Le charretier songeait : « Voilà un drôle de douanier. »

Lobre et Santiago villégiaturaient dans un village de l’Île-de-France. Car Santiago est aussi Français, Parisien et même vieux Montmartrois de cœur que Catalan, ce qui n’est pas peu dire. Santiago a une crise de rhumatisme. Le temps étant beau, Lobre, aidé de l’aubergiste, descend le lit, avec Santiago dedans, l’installe au beau milieu de la rue du village. Rassemblement autour de ce monsieur aux longs cheveux, à l’air étranger, qui fume, étendu, un immense cigare. Tout à coup, le monsieur s’assied, cale son oreiller, demande une guitare et se met à jouer une malaguena, puis un fandango, puis une polka : « Ils ont fini par danser autour de moi jusqu’au soir, et je ne m’arrêtais que pour faire ouë ! aïe ! aïe ! à cause de ce satané rhumatisme. Tu te rappelles, Lovre, — Santiago prononce les b comme des v, — quel agréavle après-midi ! »
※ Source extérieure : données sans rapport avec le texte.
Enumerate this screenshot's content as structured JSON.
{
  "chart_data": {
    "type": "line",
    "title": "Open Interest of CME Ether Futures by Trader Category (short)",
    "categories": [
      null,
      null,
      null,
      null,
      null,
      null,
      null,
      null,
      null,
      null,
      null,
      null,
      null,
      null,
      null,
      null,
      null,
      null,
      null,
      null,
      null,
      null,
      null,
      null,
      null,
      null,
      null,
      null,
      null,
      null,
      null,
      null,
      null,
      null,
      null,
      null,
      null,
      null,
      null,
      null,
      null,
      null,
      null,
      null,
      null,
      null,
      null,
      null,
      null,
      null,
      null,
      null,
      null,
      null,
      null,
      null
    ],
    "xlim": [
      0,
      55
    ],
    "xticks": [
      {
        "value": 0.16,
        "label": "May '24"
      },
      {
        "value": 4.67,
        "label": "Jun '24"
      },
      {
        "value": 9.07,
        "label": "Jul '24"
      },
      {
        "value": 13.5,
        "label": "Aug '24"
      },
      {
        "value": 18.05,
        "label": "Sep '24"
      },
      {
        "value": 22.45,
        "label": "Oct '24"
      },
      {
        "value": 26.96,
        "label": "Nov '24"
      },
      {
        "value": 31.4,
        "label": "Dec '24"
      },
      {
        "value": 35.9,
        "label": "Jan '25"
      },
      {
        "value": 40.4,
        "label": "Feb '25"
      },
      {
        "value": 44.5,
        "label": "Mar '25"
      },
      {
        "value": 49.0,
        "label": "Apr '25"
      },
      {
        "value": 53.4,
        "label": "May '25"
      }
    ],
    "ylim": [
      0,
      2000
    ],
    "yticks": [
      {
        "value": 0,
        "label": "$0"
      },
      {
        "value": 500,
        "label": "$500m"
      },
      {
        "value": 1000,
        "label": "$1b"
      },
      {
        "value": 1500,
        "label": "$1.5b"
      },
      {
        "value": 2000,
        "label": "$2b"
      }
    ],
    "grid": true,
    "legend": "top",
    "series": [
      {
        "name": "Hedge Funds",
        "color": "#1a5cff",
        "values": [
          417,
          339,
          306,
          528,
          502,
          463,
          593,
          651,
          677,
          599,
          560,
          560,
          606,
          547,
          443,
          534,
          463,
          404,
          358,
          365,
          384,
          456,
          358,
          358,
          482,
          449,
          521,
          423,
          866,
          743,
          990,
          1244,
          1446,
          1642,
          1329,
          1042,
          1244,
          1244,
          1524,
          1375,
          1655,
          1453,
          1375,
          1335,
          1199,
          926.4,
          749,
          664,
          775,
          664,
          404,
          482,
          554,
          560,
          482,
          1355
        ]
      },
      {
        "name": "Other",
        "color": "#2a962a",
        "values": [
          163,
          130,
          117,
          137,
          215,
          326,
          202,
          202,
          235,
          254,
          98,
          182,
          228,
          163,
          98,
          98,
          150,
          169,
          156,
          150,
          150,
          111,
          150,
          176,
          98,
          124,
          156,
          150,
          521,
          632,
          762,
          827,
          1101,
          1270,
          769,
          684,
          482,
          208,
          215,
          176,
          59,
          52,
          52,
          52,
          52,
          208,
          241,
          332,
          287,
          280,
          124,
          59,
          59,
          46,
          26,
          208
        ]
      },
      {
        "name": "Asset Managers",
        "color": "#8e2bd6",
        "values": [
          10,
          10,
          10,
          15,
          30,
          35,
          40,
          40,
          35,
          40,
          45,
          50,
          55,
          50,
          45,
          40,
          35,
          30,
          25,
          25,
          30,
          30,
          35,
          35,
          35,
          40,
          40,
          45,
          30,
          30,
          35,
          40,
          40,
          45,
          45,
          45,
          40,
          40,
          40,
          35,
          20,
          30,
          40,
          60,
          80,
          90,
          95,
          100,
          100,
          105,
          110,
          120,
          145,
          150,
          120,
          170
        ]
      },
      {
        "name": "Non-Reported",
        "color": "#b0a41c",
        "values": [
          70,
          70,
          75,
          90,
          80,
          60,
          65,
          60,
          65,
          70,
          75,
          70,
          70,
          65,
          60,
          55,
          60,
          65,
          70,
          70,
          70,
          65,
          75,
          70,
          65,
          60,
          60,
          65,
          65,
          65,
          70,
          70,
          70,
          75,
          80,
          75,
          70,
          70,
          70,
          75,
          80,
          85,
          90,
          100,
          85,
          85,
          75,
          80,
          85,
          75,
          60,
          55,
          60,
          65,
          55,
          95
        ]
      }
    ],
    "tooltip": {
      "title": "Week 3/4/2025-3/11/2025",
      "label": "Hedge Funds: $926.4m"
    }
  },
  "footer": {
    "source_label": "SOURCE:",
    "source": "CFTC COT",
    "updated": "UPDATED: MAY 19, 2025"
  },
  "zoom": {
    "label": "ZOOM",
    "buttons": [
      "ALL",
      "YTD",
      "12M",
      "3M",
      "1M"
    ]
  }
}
Les souvenirs épiques de ses séjours à Montmartre, — il habitait à côté du fameux Moulin, — sont consignés dans un ouvrage qui rappelle les Scènes de la vie de Bohème. On peignait toute la journée. Le soir, on allait dîner chez le père Poncier, un caboulot de la place du Tertre, où l’entrecôte Bercy était réconfortante, le vin parfait. C’est un axiome de Rusiñol que « tout ce qui s’appelle Bercy est bon ». Excellent cuisinier, il réussit comme personne l’escoudelia, plat national catalan, analogue à notre pot-au-feu, et le riz à la majorcaine, c’est-à-dire au poisson et au poulet. Ne vous effrayez pas de ce mélange, qui exige seulement le tour de main.